Volgens mij is het punt gewoon dat we onze kinderen gelukkig willen maken. Trouwens, op school en/of in de opvang zullen ze genoeg ander speelgoed te zien krijgen om mee te spelen. Het keukentje en de poppenwagen zijn al goedgekeurd, maar ook de autootjes en blokken.
Labeltjes plakken
Oké, de hokjes worden dus afgeschaft want niet iedereen past in een hokje. Iedereen is uniek… en hoe geven we dat aan? Met labeltjes. De muren van de hokjes worden opengebroken, alles is één grote fluïde ruimte geworden. Maar als verdedigingsmechanisme schuilen de mensen nog graag achter hun labeltjes.
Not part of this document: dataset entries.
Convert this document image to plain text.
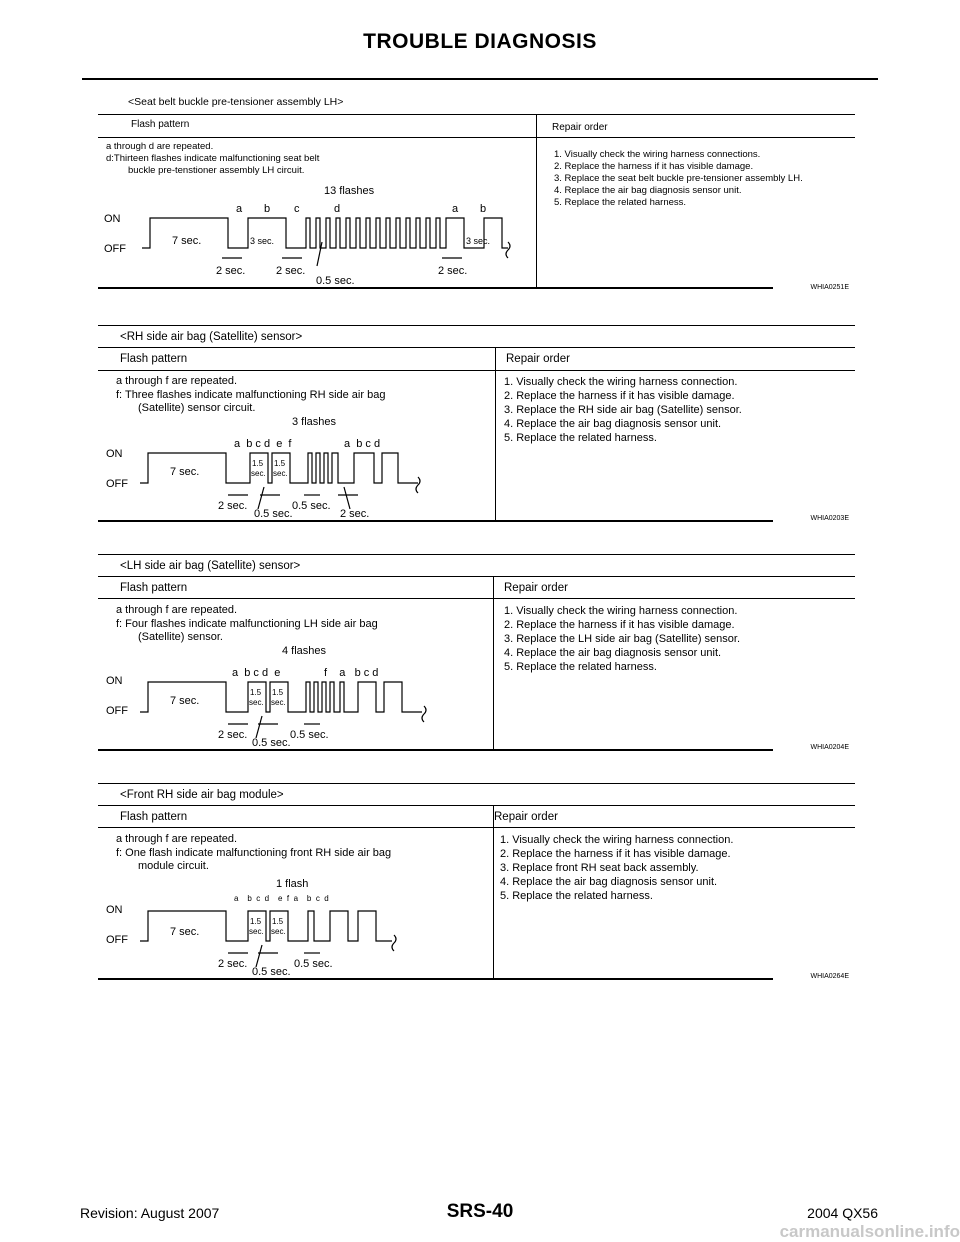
TROUBLE DIAGNOSIS
<Seat belt buckle pre-tensioner assembly LH>
Flash pattern	Repair order
a through d are repeated.
d:Thirteen flashes indicate malfunctioning seat belt

buckle pre-tenstioner assembly LH circuit.
1. Visually check the wiring harness connections.
2. Replace the harness if it has visible damage.
3. Replace the seat belt buckle pre-tensioner assembly LH.
4. Replace the air bag diagnosis sensor unit.
5. Replace the related harness.
13 flashes
ON
OFF
7 sec.	3 sec.	3 sec.
a b c	d	a b
2 sec.	2 sec.
0.5 sec.
2 sec.
WHIA0251E
<RH side air bag (Satellite) sensor>
Flash pattern	Repair order
a through f are repeated.
f: Three flashes indicate malfunctioning RH side air bag

(Satellite) sensor circuit.
1. Visually check the wiring harness connection.
2. Replace the harness if it has visible damage.
3. Replace the RH side air bag (Satellite) sensor.
4. Replace the air bag diagnosis sensor unit.
5. Replace the related harness.
1.5
sec.
1.5
sec.
3 flashes
ON
OFF
7 sec.
a  b c d  e  f	a  b c d
2 sec.
0.5 sec.
0.5 sec.
2 sec.	WHIA0203E
<LH side air bag (Satellite) sensor>
Flash pattern	Repair order
a through f are repeated.
f: Four flashes indicate malfunctioning LH side air bag

(Satellite) sensor.
1. Visually check the wiring harness connection.
2. Replace the harness if it has visible damage.
3. Replace the LH side air bag (Satellite) sensor.
4. Replace the air bag diagnosis sensor unit.
5. Replace the related harness.
1.5
sec.
1.5
sec.
4 flashes
ON
OFF
7 sec.
a  b c d  e	f    a   b c d
2 sec.
0.5 sec.
0.5 sec.
WHIA0204E
<Front RH side air bag module>
Flash pattern	Repair order
a through f are repeated.
f: One flash indicate malfunctioning front RH side air bag

module circuit.
1. Visually check the wiring harness connection.
2. Replace the harness if it has visible damage.
3. Replace front RH seat back assembly.
4. Replace the air bag diagnosis sensor unit.
5. Replace the related harness.
1.5
sec.
1.5
sec.
1 flash
ON
OFF
7 sec.
a    b  c  d    e  f  a    b  c  d
2 sec.
0.5 sec.
0.5 sec.
WHIA0264E
Revision: August 2007	SRS-40	2004 QX56
carmanualsonline.info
Mensen willen niet gescheiden worden van de rest (d.m.v. een hokje) maar ze willen wel onderscheiden worden (d.m.v. een label). Allemaal prima, maar er zijn ook grenzen. Soms past iedereen gewoon niet in het grote universele hok. Neem nu het voorbeeld van een klas. “Andere” kinderen bij “gewone” kinderen in de klas is goed, zo hoort het om een realistisch beeld te geven van de maatschappij. Maar wanneer kinderen benadeeld gaan worden omdat een “ander” kind alle aandacht nodig heeft, komt dit volgens mij niemand ten goede. Te veel kindjes met een handleiding kan verwarrend zijn. Soms is er gewoon meer hulp nodig. Alles heeft zijn grenzen en overal zijn uitzonderingen.
Volgens mij leven we in een wereld waarin iedereen uniek wilt zijn, maar niemand wilt anders zijn.
Trouwens, een kommaneuker zal overal een probleem in kunnen vinden.
°Rose zoekt haar oudste zoon en vind hem in zijn blauw met roze Frozen-tent°
x Rose x
2 reacties
Marieke - designful.nl
Mijn vriend en ik hebben onze zoon dit jaar ook een labeltje gegeven. Het labeltje ADHD. Niet omdat we dat zo graag willen, maar meer om hem hiermee verder te helpen. Vooral op school, want daar zit hij zichzelf het meeste in de weg. En dat is het eigenlijk. Hij zit ons niet in de weg en wij vinden hem niet uitermate druk, maar hij heeft zoveel chaos en drukte in zijn hoofd dat hij zichzelf en zijn concentratie in de weg zit. Uiteindelijk is iedereen er een stuk gelukkiger van geworden en ik ben blij dat we die beslissing gemaakt hebben.
Rose
Is hij nu gelukkiger omdat buitenstaanders hem begrijpen? Want ik kan me best wel voorstellen hoe vervelend het kan zijn als niemand de drukte in je hoofd begrijpt.